Supplemental Nutrition Assistance Program

Older adults with limited income may qualify for the Supplemental Nutrition Assistance Program (abbreviated as SNAP), a federal program that provides temporary benefits to help individuals purchase foods and beverages to support a healthy dietary pattern. To learn more, visit the Department of Social Services website.

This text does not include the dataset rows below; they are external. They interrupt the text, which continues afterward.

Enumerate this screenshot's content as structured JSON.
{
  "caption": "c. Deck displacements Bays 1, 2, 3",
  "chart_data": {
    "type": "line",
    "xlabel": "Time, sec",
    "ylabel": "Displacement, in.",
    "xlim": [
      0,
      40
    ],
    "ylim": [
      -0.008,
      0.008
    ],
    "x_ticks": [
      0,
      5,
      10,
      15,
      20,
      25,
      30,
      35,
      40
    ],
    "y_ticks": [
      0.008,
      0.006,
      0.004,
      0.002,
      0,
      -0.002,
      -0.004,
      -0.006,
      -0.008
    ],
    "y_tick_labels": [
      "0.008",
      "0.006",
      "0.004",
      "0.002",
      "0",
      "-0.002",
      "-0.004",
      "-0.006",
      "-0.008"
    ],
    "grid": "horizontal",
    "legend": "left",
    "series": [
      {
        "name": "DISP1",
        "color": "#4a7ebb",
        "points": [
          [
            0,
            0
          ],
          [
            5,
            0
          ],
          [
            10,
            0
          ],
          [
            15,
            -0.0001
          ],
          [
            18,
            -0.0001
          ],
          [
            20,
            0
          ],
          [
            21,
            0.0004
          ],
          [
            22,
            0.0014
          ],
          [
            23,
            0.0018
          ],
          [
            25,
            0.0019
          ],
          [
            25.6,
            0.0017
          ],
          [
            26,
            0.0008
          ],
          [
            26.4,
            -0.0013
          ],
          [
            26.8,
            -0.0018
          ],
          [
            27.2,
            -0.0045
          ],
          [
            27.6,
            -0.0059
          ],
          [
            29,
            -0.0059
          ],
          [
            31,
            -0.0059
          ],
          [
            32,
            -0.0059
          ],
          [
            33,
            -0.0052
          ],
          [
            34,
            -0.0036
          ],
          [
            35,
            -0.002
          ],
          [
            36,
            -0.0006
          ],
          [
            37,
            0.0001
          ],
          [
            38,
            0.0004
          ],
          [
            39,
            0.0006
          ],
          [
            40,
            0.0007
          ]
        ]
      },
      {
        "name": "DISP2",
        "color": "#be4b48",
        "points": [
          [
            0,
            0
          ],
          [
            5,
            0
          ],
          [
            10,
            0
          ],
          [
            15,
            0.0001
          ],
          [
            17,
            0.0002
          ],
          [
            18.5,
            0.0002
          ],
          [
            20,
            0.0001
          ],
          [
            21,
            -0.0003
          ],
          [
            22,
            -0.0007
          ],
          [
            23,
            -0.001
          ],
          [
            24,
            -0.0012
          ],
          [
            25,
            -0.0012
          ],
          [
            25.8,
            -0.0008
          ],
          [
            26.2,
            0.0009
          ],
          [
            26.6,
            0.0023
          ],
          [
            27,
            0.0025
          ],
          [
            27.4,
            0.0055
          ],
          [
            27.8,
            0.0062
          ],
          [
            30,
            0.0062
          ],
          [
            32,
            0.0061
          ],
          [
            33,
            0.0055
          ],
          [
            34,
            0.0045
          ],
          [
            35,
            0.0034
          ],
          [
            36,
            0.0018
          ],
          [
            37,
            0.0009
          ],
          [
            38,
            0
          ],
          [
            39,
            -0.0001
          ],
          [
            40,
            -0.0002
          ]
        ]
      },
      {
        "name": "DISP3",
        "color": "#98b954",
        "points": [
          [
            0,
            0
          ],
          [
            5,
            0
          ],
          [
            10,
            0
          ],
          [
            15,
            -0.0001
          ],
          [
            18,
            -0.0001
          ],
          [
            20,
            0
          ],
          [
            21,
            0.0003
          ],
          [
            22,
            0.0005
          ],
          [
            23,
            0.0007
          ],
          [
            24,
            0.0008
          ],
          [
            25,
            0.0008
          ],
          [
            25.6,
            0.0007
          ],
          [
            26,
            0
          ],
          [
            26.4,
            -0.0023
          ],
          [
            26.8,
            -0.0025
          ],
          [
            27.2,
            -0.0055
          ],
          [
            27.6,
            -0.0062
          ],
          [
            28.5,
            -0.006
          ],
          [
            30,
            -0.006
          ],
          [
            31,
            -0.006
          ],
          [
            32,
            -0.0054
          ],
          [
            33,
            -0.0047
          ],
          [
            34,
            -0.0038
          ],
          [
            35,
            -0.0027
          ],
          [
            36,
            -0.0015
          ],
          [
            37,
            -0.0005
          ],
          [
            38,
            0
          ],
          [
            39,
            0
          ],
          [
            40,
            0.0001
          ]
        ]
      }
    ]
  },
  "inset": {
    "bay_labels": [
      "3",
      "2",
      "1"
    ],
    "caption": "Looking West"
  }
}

SNAP Education is offered in select locations across the state to help people make SNAP dollars stretch, learn to cook healthy meals, and lead physically active lifestyles consistent with the most-recent Dietary Guidelines for Americans.

Meals on Wheels

Meals on Wheels America is a leadership organization dedicated to addressing senior isolation and hunger. Powered by a dedicated volunteer workforce, this network delivers the nutritious meals, friendly visits, and safety checks that enable America’s seniors to live nourished lives with independence and dignity. Visit the Meals on Wheels America website to find a provider near you.

In Conclusion

The golden years should not be a time for extreme fad diets or drastic weight loss. In fact, some weight is protective if we develop disease in older adulthood, because the body will use fat stores for energy, sparing our muscles and organs. Aim for a goal of eating nutritious foods, drinking adequate water, and enjoying mealtimes. Consider sharing meals with friends and family, creating and following a routine for meal and snack times, preparing foods in easy-to-chew and swallow textures, utilizing appropriate nutrition programs, and having fun with meal preparation and recipes.